"The portable horse-powered treadmill invented in 1830 by Hiram and John Pitts of Winthrop, Maine, was coupled with a thresher, or "separator."A list of incorporation dates for U.S. firms producing steam traction engines is here. But in the U.S. grain belt, due to the roughness of rural roads, the scarcity and expense of delivering coal to power steam engines beyond the railroad lines, and the availability of inexpensive horses, the predominant form of the threshing machine through the 19th century remained the stationary, horse powered version. Only with the invention of liquid petroleum fuels in the early 20th century, and subsequently the internal combustion engines that ran on petroleum fuels, did the horse powered equipment fade away. It was certainly well after WWI that horse powered threshing crews ceased to roam the American Midwest, replaced by mechanical crews. The reason the stationary thresher crews needed so many hands, was that they were cutting wheat in the field, tying sheaves, and bringing the sheaves to the threshing machine. Once the internal combustion engine was available, it made sense to mechanize the whole process, and add cutters and conveyors, along the lines originally laid out by the earliest steam powered "combine harvesters" of the mid-19th century..

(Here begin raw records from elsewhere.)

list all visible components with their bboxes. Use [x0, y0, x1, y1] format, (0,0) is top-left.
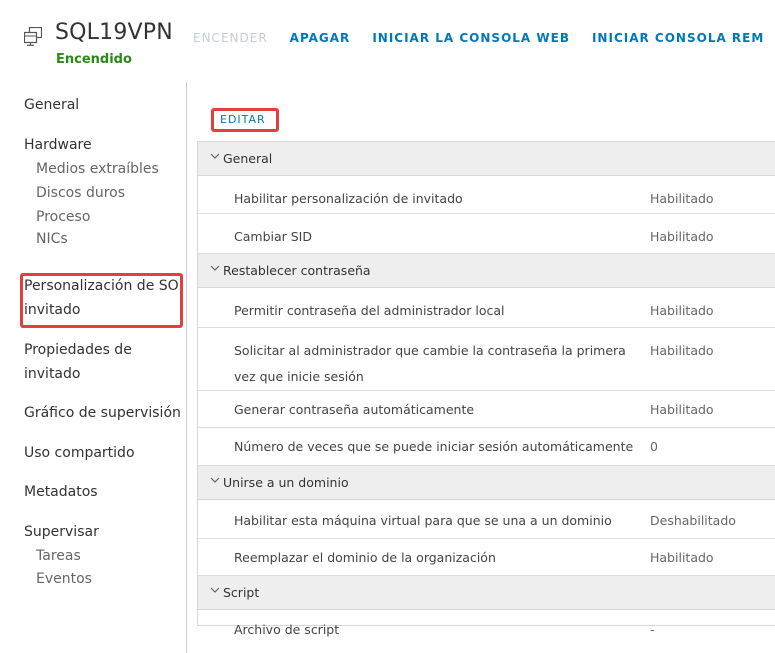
row-label: Habilitar esta máquina virtual para que …: [234, 513, 612, 528]
row-value: Habilitado: [650, 229, 714, 244]
sidebar-item-compute[interactable]: Proceso: [36, 209, 90, 225]
action-bar: ENCENDER APAGAR INICIAR LA CONSOLA WEB INIC…: [193, 31, 775, 45]
row-value: Habilitado: [650, 191, 714, 206]
sidebar-nav: General Hardware Medios extraíbles Disco…: [0, 82, 187, 653]
row-value: Habilitado: [650, 402, 714, 417]
settings-grid: General Habilitar personalización de inv…: [197, 141, 775, 637]
sidebar-item-nics[interactable]: NICs: [36, 231, 68, 247]
selected-item-highlight: [20, 273, 183, 328]
row-value: Habilitado: [650, 303, 714, 318]
section-header-reset-password[interactable]: Restablecer contraseña: [198, 254, 775, 288]
row-label: Habilitar personalización de invitado: [234, 191, 463, 206]
row-label: Permitir contraseña del administrador lo…: [234, 303, 505, 318]
table-row: Reemplazar el dominio de la organización…: [198, 539, 775, 576]
row-label: Solicitar al administrador que cambie la…: [234, 343, 626, 384]
section-title: Unirse a un dominio: [223, 475, 349, 490]
table-row: Permitir contraseña del administrador lo…: [198, 288, 775, 328]
sidebar-item-general[interactable]: General: [24, 97, 79, 113]
row-value: Habilitado: [650, 550, 714, 565]
row-value: Deshabilitado: [650, 513, 736, 528]
sidebar-item-hardware[interactable]: Hardware: [24, 137, 92, 153]
section-title: Script: [223, 585, 260, 600]
launch-web-console-button[interactable]: INICIAR LA CONSOLA WEB: [372, 31, 570, 45]
table-row: Cambiar SID Habilitado: [198, 214, 775, 254]
row-label: Archivo de script: [234, 622, 340, 637]
row-label: Número de veces que se puede iniciar ses…: [234, 439, 634, 454]
sidebar-item-guest-properties[interactable]: Propiedades de invitado: [24, 338, 184, 386]
power-on-button[interactable]: ENCENDER: [193, 31, 268, 45]
table-row: Archivo de script -: [198, 610, 775, 650]
section-title: Restablecer contraseña: [223, 263, 371, 278]
table-row: Número de veces que se puede iniciar ses…: [198, 428, 775, 466]
table-row: Habilitar personalización de invitado Ha…: [198, 176, 775, 214]
section-header-script[interactable]: Script: [198, 576, 775, 610]
section-header-general[interactable]: General: [198, 142, 775, 176]
vm-header: SQL19VPN Encendido ENCENDER APAGAR INICIAR…: [0, 0, 775, 80]
sidebar-item-events[interactable]: Eventos: [36, 571, 92, 587]
vm-icon: [24, 27, 42, 46]
section-title: General: [223, 151, 273, 166]
row-label: Reemplazar el dominio de la organización: [234, 550, 496, 565]
chevron-down-icon: [210, 477, 220, 483]
row-value: Habilitado: [650, 343, 714, 358]
sidebar-item-monitoring-chart[interactable]: Gráfico de supervisión: [24, 405, 181, 421]
chevron-down-icon: [210, 153, 220, 159]
table-row: Solicitar al administrador que cambie la…: [198, 328, 775, 391]
power-off-button[interactable]: APAGAR: [290, 31, 351, 45]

The horse-powered treadmill was later replaced by the traction engine tractor, which both transported the threshing machine from farm to farm, and when a destination was reached powered the thresher."
Not a woman in the county but hates the threshing machine. The dust, the din, the sustained exertion demanded to keep up with the steam tyrant, are distasteful to all women but the coarsest. I am not sure whether, at the present time, women are employed to feed the machine, but some years ago a woman had frequently to stand just above the whizzing wire drum, and feed from morning to night...posted by Abiezer at 4:09 AM on August 26, 2009
Steam engines don't work very well for small mobile applications. I have no doubt you've seen pictures of them, but I wonder if those were advertising pictures from the manufacturers?